- Directed by: Martín de Lucenay
- Screenplay by: Antonio Martínez Cuetara Ángel Rabanal
- Starring: Jorge Negrete Esperanza Baur Raúl de Anda
- Cinematography: Jack Draper
- Music by: Max Urban
- Production company: Atlántida Films
- Release date: 3 August 1938 (Mexico);
- Running time: 75 minutes
- Country: Mexico
- Language: Spanish

= La Valentina (1938 film) =

1938 film

La Valentina is a 1938 Mexican ranchera musical drama film directed by Martín de Lucenay and starring Jorge Negrete, Esperanza Baur and Raúl de Anda. Set during the Mexican Revolution, its title and central character were inspired by the popular corrido "La Valentina", rather than by a biographical account of the woman associated with the song.

The film was Negrete's second feature-length production and the first in which he portrayed the singing charro, the screen persona with which he later became closely identified.

== Plot ==
In the village of Santa Úrsula, a revolutionary leader known as El Tigre heads an armed uprising. Valentina, the daughter of local landowner Don Fructuoso, plans to elope with the charro Miguel because her father opposes their relationship. El Tigre also falls in love with Valentina and deceives her before carrying her away to his camp. He treats her courteously and attempts to win her affection while Miguel looks for a way to recover her.

Miguel eventually overpowers El Tigre and takes Valentina away, but then attempts to force himself on her.
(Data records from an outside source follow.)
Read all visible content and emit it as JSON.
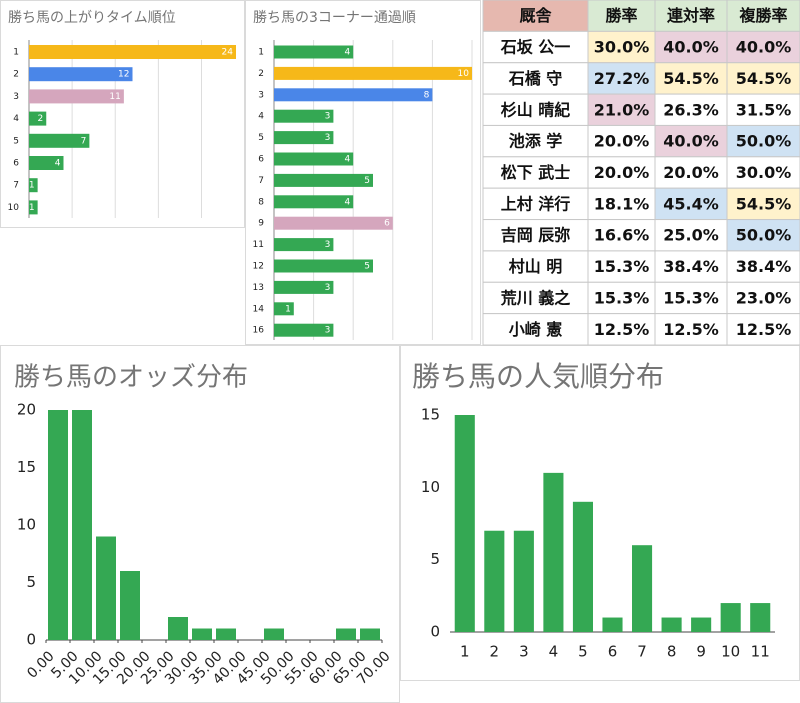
{
  "chart_data": [
    {
      "type": "bar",
      "orientation": "horizontal",
      "title": "勝ち馬の上がりタイム順位",
      "categories": [
        "1",
        "2",
        "3",
        "4",
        "5",
        "6",
        "7",
        "10"
      ],
      "values": [
        24,
        12,
        11,
        2,
        7,
        4,
        1,
        1
      ],
      "colors": [
        "#f6b819",
        "#4a86e8",
        "#d5a6bd",
        "#34a853",
        "#34a853",
        "#34a853",
        "#34a853",
        "#34a853"
      ],
      "xlim": [
        0,
        24
      ],
      "xticks": [
        0,
        5,
        10,
        15,
        20
      ],
      "grid": true
    },
    {
      "type": "bar",
      "orientation": "horizontal",
      "title": "勝ち馬の3コーナー通過順",
      "categories": [
        "1",
        "2",
        "3",
        "4",
        "5",
        "6",
        "7",
        "8",
        "9",
        "11",
        "12",
        "13",
        "14",
        "16"
      ],
      "values": [
        4,
        10,
        8,
        3,
        3,
        4,
        5,
        4,
        6,
        3,
        5,
        3,
        1,
        3
      ],
      "colors": [
        "#34a853",
        "#f6b819",
        "#4a86e8",
        "#34a853",
        "#34a853",
        "#34a853",
        "#34a853",
        "#34a853",
        "#d5a6bd",
        "#34a853",
        "#34a853",
        "#34a853",
        "#34a853",
        "#34a853"
      ],
      "xlim": [
        0,
        10
      ],
      "xticks": [
        0,
        2,
        4,
        6,
        8,
        10
      ],
      "grid": true
    },
    {
      "type": "histogram",
      "title": "勝ち馬のオッズ分布",
      "color": "#34a853",
      "bins": [
        0,
        5,
        10,
        15,
        20,
        25,
        30,
        35,
        40,
        45,
        50,
        55,
        60,
        65,
        70
      ],
      "values": [
        20,
        20,
        9,
        6,
        0,
        2,
        1,
        1,
        0,
        1,
        0,
        0,
        1,
        1
      ],
      "xlim": [
        0,
        70
      ],
      "xticks": [
        {
          "value": 0,
          "label": "0.00"
        },
        {
          "value": 5,
          "label": "5.00"
        },
        {
          "value": 10,
          "label": "10.00"
        },
        {
          "value": 15,
          "label": "15.00"
        },
        {
          "value": 20,
          "label": "20.00"
        },
        {
          "value": 25,
          "label": "25.00"
        },
        {
          "value": 30,
          "label": "30.00"
        },
        {
          "value": 35,
          "label": "35.00"
        },
        {
          "value": 40,
          "label": "40.00"
        },
        {
          "value": 45,
          "label": "45.00"
        },
        {
          "value": 50,
          "label": "50.00"
        },
        {
          "value": 55,
          "label": "55.00"
        },
        {
          "value": 60,
          "label": "60.00"
        },
        {
          "value": 65,
          "label": "65.00"
        },
        {
          "value": 70,
          "label": "70.00"
        }
      ],
      "ylim": [
        0,
        20
      ],
      "yticks": [
        0,
        5,
        10,
        15,
        20
      ],
      "grid": false
    },
    {
      "type": "bar",
      "title": "勝ち馬の人気順分布",
      "color": "#34a853",
      "categories": [
        "1",
        "2",
        "3",
        "4",
        "5",
        "6",
        "7",
        "8",
        "9",
        "10",
        "11"
      ],
      "values": [
        15,
        7,
        7,
        11,
        9,
        1,
        6,
        1,
        1,
        2,
        2
      ],
      "ylim": [
        0,
        15
      ],
      "yticks": [
        0,
        5,
        10,
        15
      ],
      "grid": false
    }
  ],
  "table": {
    "header": [
      "厩舎",
      "勝率",
      "連対率",
      "複勝率"
    ],
    "header_fills": [
      "#e6b8af",
      "#d9ead3",
      "#d9ead3",
      "#d9ead3"
    ],
    "rows": [
      [
        "石坂 公一",
        "30.0%",
        "40.0%",
        "40.0%"
      ],
      [
        "石橋 守",
        "27.2%",
        "54.5%",
        "54.5%"
      ],
      [
        "杉山 晴紀",
        "21.0%",
        "26.3%",
        "31.5%"
      ],
      [
        "池添 学",
        "20.0%",
        "40.0%",
        "50.0%"
      ],
      [
        "松下 武士",
        "20.0%",
        "20.0%",
        "30.0%"
      ],
      [
        "上村 洋行",
        "18.1%",
        "45.4%",
        "54.5%"
      ],
      [
        "吉岡 辰弥",
        "16.6%",
        "25.0%",
        "50.0%"
      ],
      [
        "村山 明",
        "15.3%",
        "38.4%",
        "38.4%"
      ],
      [
        "荒川 義之",
        "15.3%",
        "15.3%",
        "23.0%"
      ],
      [
        "小崎 憲",
        "12.5%",
        "12.5%",
        "12.5%"
      ]
    ],
    "fills": [
      [
        null,
        "#fff2cc",
        "#ead1dc",
        "#ead1dc"
      ],
      [
        null,
        "#cfe2f3",
        "#fff2cc",
        "#fff2cc"
      ],
      [
        null,
        "#ead1dc",
        null,
        null
      ],
      [
        null,
        null,
        "#ead1dc",
        "#cfe2f3"
      ],
      [
        null,
        null,
        null,
        null
      ],
      [
        null,
        null,
        "#cfe2f3",
        "#fff2cc"
      ],
      [
        null,
        null,
        null,
        "#cfe2f3"
      ],
      [
        null,
        null,
        null,
        null
      ],
      [
        null,
        null,
        null,
        null
      ],
      [
        null,
        null,
        null,
        null
      ]
    ]
  }
}
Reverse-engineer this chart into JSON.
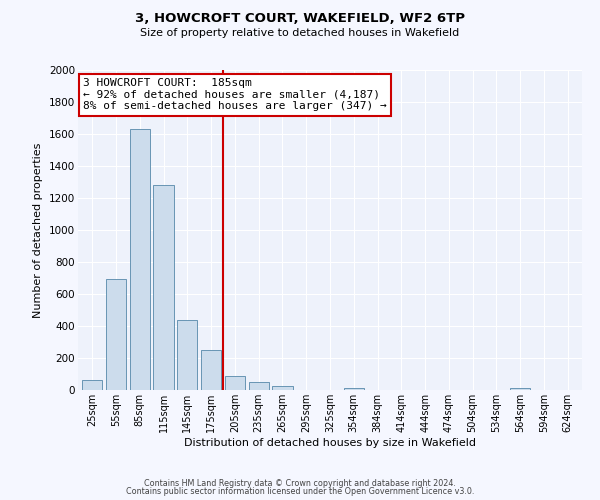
{
  "title": "3, HOWCROFT COURT, WAKEFIELD, WF2 6TP",
  "subtitle": "Size of property relative to detached houses in Wakefield",
  "xlabel": "Distribution of detached houses by size in Wakefield",
  "ylabel": "Number of detached properties",
  "bar_color": "#ccdcec",
  "bar_edge_color": "#5588aa",
  "background_color": "#eef2fb",
  "grid_color": "#ffffff",
  "categories": [
    "25sqm",
    "55sqm",
    "85sqm",
    "115sqm",
    "145sqm",
    "175sqm",
    "205sqm",
    "235sqm",
    "265sqm",
    "295sqm",
    "325sqm",
    "354sqm",
    "384sqm",
    "414sqm",
    "444sqm",
    "474sqm",
    "504sqm",
    "534sqm",
    "564sqm",
    "594sqm",
    "624sqm"
  ],
  "values": [
    65,
    695,
    1630,
    1280,
    440,
    250,
    90,
    50,
    25,
    0,
    0,
    15,
    0,
    0,
    0,
    0,
    0,
    0,
    15,
    0,
    0
  ],
  "ylim": [
    0,
    2000
  ],
  "yticks": [
    0,
    200,
    400,
    600,
    800,
    1000,
    1200,
    1400,
    1600,
    1800,
    2000
  ],
  "vline_x": 5.5,
  "vline_color": "#cc0000",
  "annotation_title": "3 HOWCROFT COURT:  185sqm",
  "annotation_line1": "← 92% of detached houses are smaller (4,187)",
  "annotation_line2": "8% of semi-detached houses are larger (347) →",
  "annotation_box_color": "#ffffff",
  "annotation_box_edge": "#cc0000",
  "footer1": "Contains HM Land Registry data © Crown copyright and database right 2024.",
  "footer2": "Contains public sector information licensed under the Open Government Licence v3.0."
}
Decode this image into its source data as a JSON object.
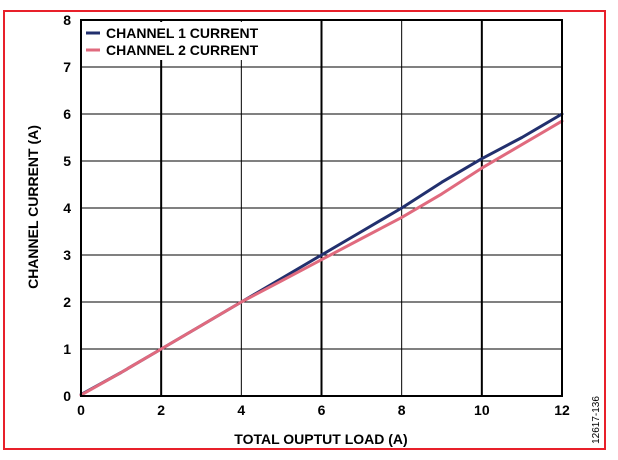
{
  "figure_id": "12617-136",
  "frame_color": "#e8202a",
  "chart_data": {
    "type": "line",
    "title": "",
    "xlabel": "TOTAL OUPTUT LOAD (A)",
    "ylabel": "CHANNEL CURRENT (A)",
    "xlim": [
      0,
      12
    ],
    "ylim": [
      0,
      8
    ],
    "xticks": [
      0,
      2,
      4,
      6,
      8,
      10,
      12
    ],
    "yticks": [
      0,
      1,
      2,
      3,
      4,
      5,
      6,
      7,
      8
    ],
    "grid": true,
    "legend_position": "top-left",
    "series": [
      {
        "name": "CHANNEL 1 CURRENT",
        "color": "#22306e",
        "x": [
          0,
          1,
          2,
          3,
          4,
          5,
          6,
          7,
          8,
          9,
          10,
          11,
          12
        ],
        "y": [
          0.03,
          0.5,
          1.0,
          1.5,
          2.0,
          2.5,
          3.0,
          3.5,
          4.0,
          4.55,
          5.05,
          5.5,
          6.0
        ]
      },
      {
        "name": "CHANNEL 2 CURRENT",
        "color": "#e06a7e",
        "x": [
          0,
          1,
          2,
          3,
          4,
          5,
          6,
          7,
          8,
          9,
          10,
          11,
          12
        ],
        "y": [
          0.02,
          0.5,
          1.0,
          1.5,
          2.0,
          2.45,
          2.9,
          3.35,
          3.8,
          4.3,
          4.85,
          5.35,
          5.85
        ]
      }
    ]
  }
}
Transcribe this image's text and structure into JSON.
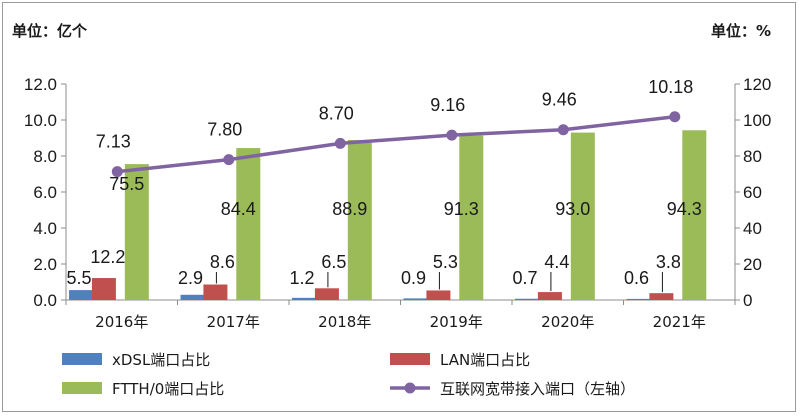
{
  "chart_data": {
    "type": "bar",
    "left_unit": "单位：亿个",
    "right_unit": "单位：%",
    "categories": [
      "2016年",
      "2017年",
      "2018年",
      "2019年",
      "2020年",
      "2021年"
    ],
    "left_axis": {
      "min": 0,
      "max": 12,
      "step": 2,
      "tick_labels": [
        "0.0",
        "2.0",
        "4.0",
        "6.0",
        "8.0",
        "10.0",
        "12.0"
      ]
    },
    "right_axis": {
      "min": 0,
      "max": 120,
      "step": 20,
      "tick_labels": [
        "0",
        "20",
        "40",
        "60",
        "80",
        "100",
        "120"
      ]
    },
    "grid": false,
    "legend_position": "bottom",
    "series": [
      {
        "name": "xDSL端口占比",
        "type": "bar",
        "axis": "right",
        "color": "#4f81bd",
        "values": [
          5.5,
          2.9,
          1.2,
          0.9,
          0.7,
          0.6
        ],
        "labels": [
          "5.5",
          "2.9",
          "1.2",
          "0.9",
          "0.7",
          "0.6"
        ]
      },
      {
        "name": "LAN端口占比",
        "type": "bar",
        "axis": "right",
        "color": "#c0504d",
        "values": [
          12.2,
          8.6,
          6.5,
          5.3,
          4.4,
          3.8
        ],
        "labels": [
          "12.2",
          "8.6",
          "6.5",
          "5.3",
          "4.4",
          "3.8"
        ]
      },
      {
        "name": "FTTH/0端口占比",
        "type": "bar",
        "axis": "right",
        "color": "#9bbb59",
        "values": [
          75.5,
          84.4,
          88.9,
          91.3,
          93.0,
          94.3
        ],
        "labels": [
          "75.5",
          "84.4",
          "88.9",
          "91.3",
          "93.0",
          "94.3"
        ]
      },
      {
        "name": "互联网宽带接入端口（左轴）",
        "type": "line",
        "axis": "left",
        "color": "#8064a2",
        "values": [
          7.13,
          7.8,
          8.7,
          9.16,
          9.46,
          10.18
        ],
        "labels": [
          "7.13",
          "7.80",
          "8.70",
          "9.16",
          "9.46",
          "10.18"
        ]
      }
    ]
  }
}
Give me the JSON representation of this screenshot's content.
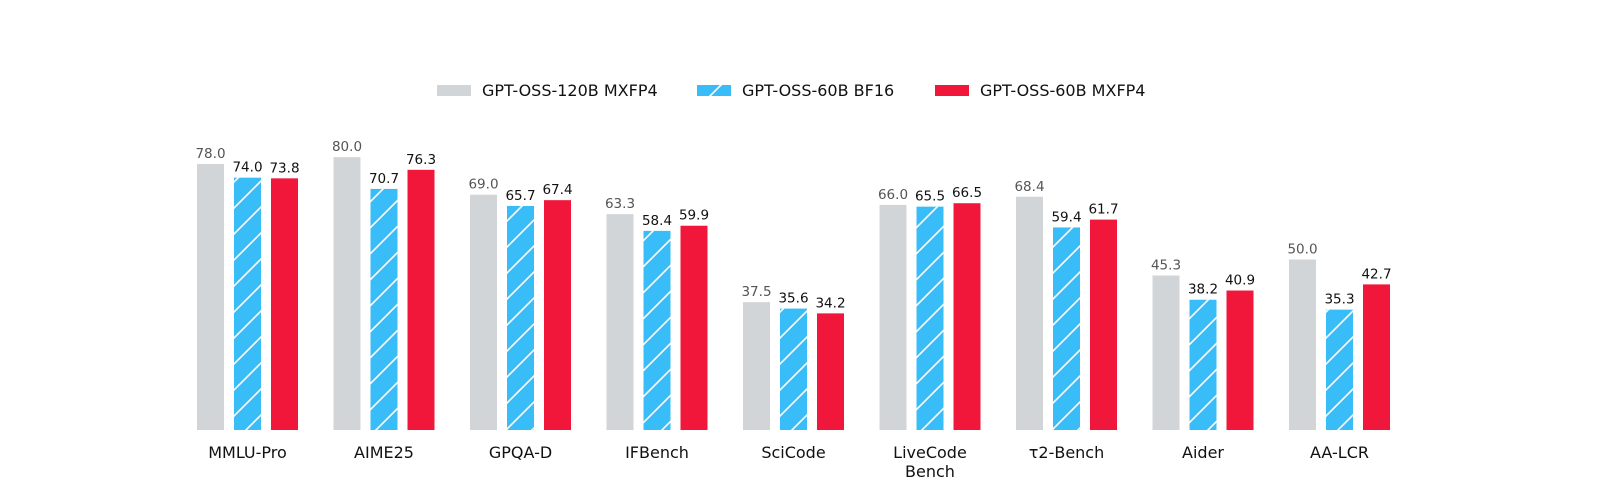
{
  "chart_data": {
    "type": "bar",
    "categories": [
      [
        "MMLU-Pro"
      ],
      [
        "AIME25"
      ],
      [
        "GPQA-D"
      ],
      [
        "IFBench"
      ],
      [
        "SciCode"
      ],
      [
        "LiveCode",
        "Bench"
      ],
      [
        "τ2-Bench"
      ],
      [
        "Aider"
      ],
      [
        "AA-LCR"
      ]
    ],
    "series": [
      {
        "name": "GPT-OSS-120B MXFP4",
        "color": "#d1d5d8",
        "label_color": "#555555",
        "pattern": "solid",
        "values": [
          78.0,
          80.0,
          69.0,
          63.3,
          37.5,
          66.0,
          68.4,
          45.3,
          50.0
        ],
        "labels": [
          "78.0",
          "80.0",
          "69.0",
          "63.3",
          "37.5",
          "66.0",
          "68.4",
          "45.3",
          "50.0"
        ]
      },
      {
        "name": "GPT-OSS-60B BF16",
        "color": "#38bdf8",
        "label_color": "#111111",
        "pattern": "hatch",
        "values": [
          74.0,
          70.7,
          65.7,
          58.4,
          35.6,
          65.5,
          59.4,
          38.2,
          35.3
        ],
        "labels": [
          "74.0",
          "70.7",
          "65.7",
          "58.4",
          "35.6",
          "65.5",
          "59.4",
          "38.2",
          "35.3"
        ]
      },
      {
        "name": "GPT-OSS-60B MXFP4",
        "color": "#f0173a",
        "label_color": "#111111",
        "pattern": "solid",
        "values": [
          73.8,
          76.3,
          67.4,
          59.9,
          34.2,
          66.5,
          61.7,
          40.9,
          42.7
        ],
        "labels": [
          "73.8",
          "76.3",
          "67.4",
          "59.9",
          "34.2",
          "66.5",
          "61.7",
          "40.9",
          "42.7"
        ]
      }
    ],
    "ylim": [
      0,
      80
    ],
    "grid": false,
    "legend": "top-center"
  }
}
She is rescued before he can do so. The two rivals later meet at a celebration organised by Don Laureano and fight a prolonged duel involving horses, pistols, machetes and lassos, which El Tigre wins.

Valentina returns to her parents, who forgive El Tigre after learning how he treated her. Valentina acknowledges that she has fallen in love with him, while El Tigre and Miguel reconcile. The revolutionaries lay down their weapons and return to agricultural work.

==Cast==
The credited and supporting cast includes the following performers:

- Jorge Negrete as El Tigre
- Esperanza Baur as Valentina
- Raúl de Anda as Miguel
- Paco Astol as Celedonio
- Pepe Martínez as Hilario
- Paco Martínez as Don Laureano
- Alfredo Varela Sr. as Don Fructuoso
- Elisa Christy as Lucía
- Sofía Haller
- Consuelo Segarra
- David Valle González
- Roberto Y. Palacios
== Production and release ==
Lucenay adapted a story by Ángel Rabanal and Antonio Martínez Cuetara. Roberto Gavaldón served as assistant director, while Jack Draper was responsible for the cinematography. The score was composed by Max Urban, and the 75-minute black-and-white film was produced by Atlántida Films.

Production began in February 1938. The film premiered at the Cine Encanto in Mexico City on 3 August 1938.

== Reception and analysis ==
In a contemporary review published in the magazine Hoy, Mexican writer and critic Xavier Villaurrutia considered La Valentina inferior to other films of its genre. He criticised its thin narrative, limited characterisation and abrupt changes in the behaviour of its principal characters. Villaurrutia also argued that the filmmakers had failed to make effective dramatic use of the Revolutionary setting.

Film historian Hugo Lara Chávez later described the Revolution as serving primarily as a backdrop for the film's presentation of charro and rural folklore. He placed the film within the conventions of the comedia ranchera that had developed following the success of Allá en el Rancho Grande in 1936. Lara Chávez also interpreted the conclusion, in which the opposing sides reconcile and return to farming, as a restoration of the existing social order rather than a depiction of revolutionary change.